Like Tobias, Vladeck raised doubts about the strength of the government's evidence -- not only in light of what Ashcroft said about ties to Al Qaeda but also in what his successor, Alberto Gonzales, said when the Miami indictment was announced.

"The indictment alleges that Padilla traveled overseas to train as a terrorist with the intention of fighting in 'violent jihad' -- a shorthand term to describe a radical Islamic fundamentalist ideology that advocates using physical force and violence to oppose governments, institutions and individuals who do not share their view of Islam," Gonzales said in November 2005.

"These groups routinely engage in acts of physical violence such as murder, maiming, kidnapping and hostage-taking against innocent civilians."

Gonzales was referring to the first conspiracy count in the Padilla case -- the one that Cooke lopped off the indictment a week ago.

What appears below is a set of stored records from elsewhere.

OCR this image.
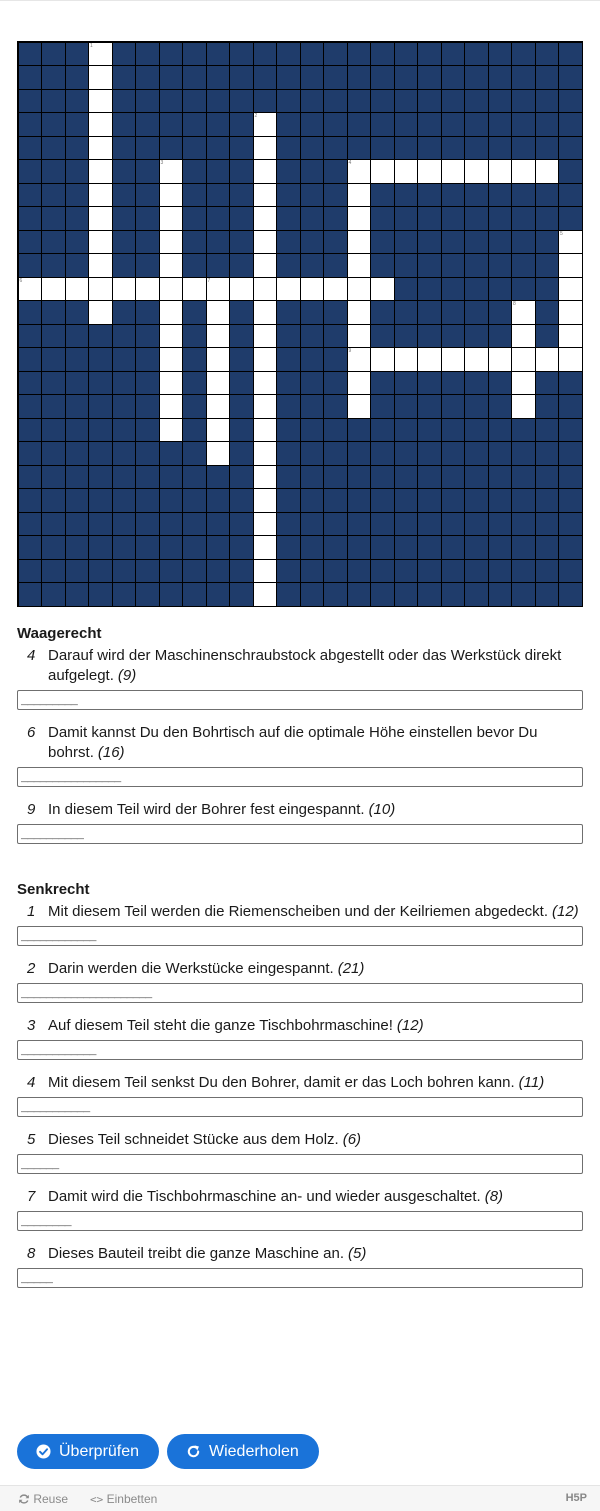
1
2
3	4
5
6	7
8
9
Waagerecht
4 Darauf wird der Maschinenschraubstock abgestellt oder das Werkstück direkt aufgelegt. (9)
_________
6 Damit kannst Du den Bohrtisch auf die optimale Höhe einstellen bevor Du bohrst. (16)
________________
9 In diesem Teil wird der Bohrer fest eingespannt. (10)
__________
Senkrecht
1 Mit diesem Teil werden die Riemenscheiben und der Keilriemen abgedeckt. (12)
____________
2 Darin werden die Werkstücke eingespannt. (21)
_____________________
3 Auf diesem Teil steht die ganze Tischbohrmaschine! (12)
____________
4 Mit diesem Teil senkst Du den Bohrer, damit er das Loch bohren kann. (11)
___________
5 Dieses Teil schneidet Stücke aus dem Holz. (6)
______
7 Damit wird die Tischbohrmaschine an- und wieder ausgeschaltet. (8)
________
8 Dieses Bauteil treibt die ganze Maschine an. (5)
_____
Überprüfen	Wiederholen
Reuse <> Einbetten	H5P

"This is not as clear-cut a case, certainly not as clear-cut as the attorney general made it out to be back in November," Vladeck said. "You have to wonder how strong their case is if there is this much trouble at the outset."

Determining what's a crime

Another legal scholar, Robert Chesney at Wake Forest University School of Law in Winston-Salem, N.C., said the case is still fundamentally solid.

"On the one hand, it sounds bad -- the one charge that carried a life sentence is thrown out the window," said Chesney, a national security law expert.

But the judge has just condensed the charge, he said. "Since you can't charge the defendants for the same crime twice, one of the charges had to be dropped. But that doesn't mean the allegations against them, if proved, would not constitute a crime."

Chesney said that prosecutors only have to show that the defendants agreed to provide resources to further the violent activity of Islamic extremists engaged in jihad, or holy war, overseas -- not necessarily be involved in actual terrorist actions.

"At the end of the day, if the defendants generally intended to provide material support, then the government has a good case," Chesney said.